Opinião

O feminino no CNMP: as razões que devem motivar a indicação de mulheres

Autor

  • Carmela Grüne

    é advogada trabalhista mestre em Direitos Sociais e Políticas Públicas e membro do Instituto dos Advogados Brasileiros no qual é a representante titular no Rio Grande do Sul.

1 de fevereiro de 2022, 17h06

Recentemente, a Folha de S.Paulo publicou uma matéria produzida pelo jornalista Marcelo Rocha abordando a possibilidade de a composição do Conselho Nacional do Ministério Público (CNMP) ser apenas masculina.

Rocha [1] relata que o órgão tem hoje 11 integrantes, todos do sexo masculino, restando três cadeiras a serem preenchidas para o biênio 2021-2023. Duas dessas vagas serão indicadas pelo Conselho Federal da OAB, que, em razão da pandemia e das eleições das seccionais, já alterou por duas vezes a datada da sabatina dos candidatos [2].

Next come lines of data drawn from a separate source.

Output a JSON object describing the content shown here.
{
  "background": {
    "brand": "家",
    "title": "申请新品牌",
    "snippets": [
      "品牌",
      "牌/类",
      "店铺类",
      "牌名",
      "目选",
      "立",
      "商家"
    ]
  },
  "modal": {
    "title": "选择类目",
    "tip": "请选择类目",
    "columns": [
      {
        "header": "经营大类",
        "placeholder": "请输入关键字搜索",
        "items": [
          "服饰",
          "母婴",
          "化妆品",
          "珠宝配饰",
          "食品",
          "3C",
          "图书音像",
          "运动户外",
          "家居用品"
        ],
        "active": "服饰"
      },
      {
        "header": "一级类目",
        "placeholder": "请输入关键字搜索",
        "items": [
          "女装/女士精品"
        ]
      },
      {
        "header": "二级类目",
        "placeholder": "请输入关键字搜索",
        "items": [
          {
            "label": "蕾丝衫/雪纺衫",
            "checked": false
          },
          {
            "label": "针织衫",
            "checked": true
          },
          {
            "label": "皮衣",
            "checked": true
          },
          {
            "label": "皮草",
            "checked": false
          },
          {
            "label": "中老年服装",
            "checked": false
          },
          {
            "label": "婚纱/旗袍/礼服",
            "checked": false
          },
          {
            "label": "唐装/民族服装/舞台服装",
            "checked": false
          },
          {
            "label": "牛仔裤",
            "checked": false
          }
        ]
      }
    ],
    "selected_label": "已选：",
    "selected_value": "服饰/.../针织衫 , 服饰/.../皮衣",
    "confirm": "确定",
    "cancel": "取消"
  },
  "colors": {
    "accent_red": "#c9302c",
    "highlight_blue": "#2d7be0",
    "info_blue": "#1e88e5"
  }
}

Sem definição da próxima data para a sabatina, os candidatos aos cargos de conselheiros no CNMP indicados pela advocacia aguardavam a posse da nova diretoria, que assumiu a gestão do Conselho Federal da OAB [3] nesta terça-feira (1º/2), tendo na presidência o advogado Beto Simonetti, na vice-presidência, Rafael de Assis Horn, como secretária-geral Sayury Silva de Otoni, como secretária-geral adjunta Milena da Gama Fernandes Canto e como tesoureiro Leonardo Pio da Silva Campos, além de mais conselheiros e conselheiras de 27 seccionais.

Dentro das candidaturas a serem indicadas para o CNMP, apenas duas mulheres participam do pleito que, conforme já dito, é majoritariamente masculino, Carmela Grune, "quem vos escreve", e Sandra Krieger Gonçalves (que busca a sua recondução no CNMP porque já atua como conselheira).

Nessa conjuntura, me encontro num lugar de fala em que ainda somos a minoria a ocupar espaços de poder e tomada de decisão. Uma vez que o CNMP é um órgão essencial à Justiça, conforme artigo 130-A, parágrafo 2º, da Constituição Federal [4], tem o dever de contribuir no aperfeiçoamento do regime democrático, sendo urgente colocar no plano prático o artigo 5, caput, da Constituição Federal [5], para que saiamos do discurso da igualdade formal para uma igualdade material.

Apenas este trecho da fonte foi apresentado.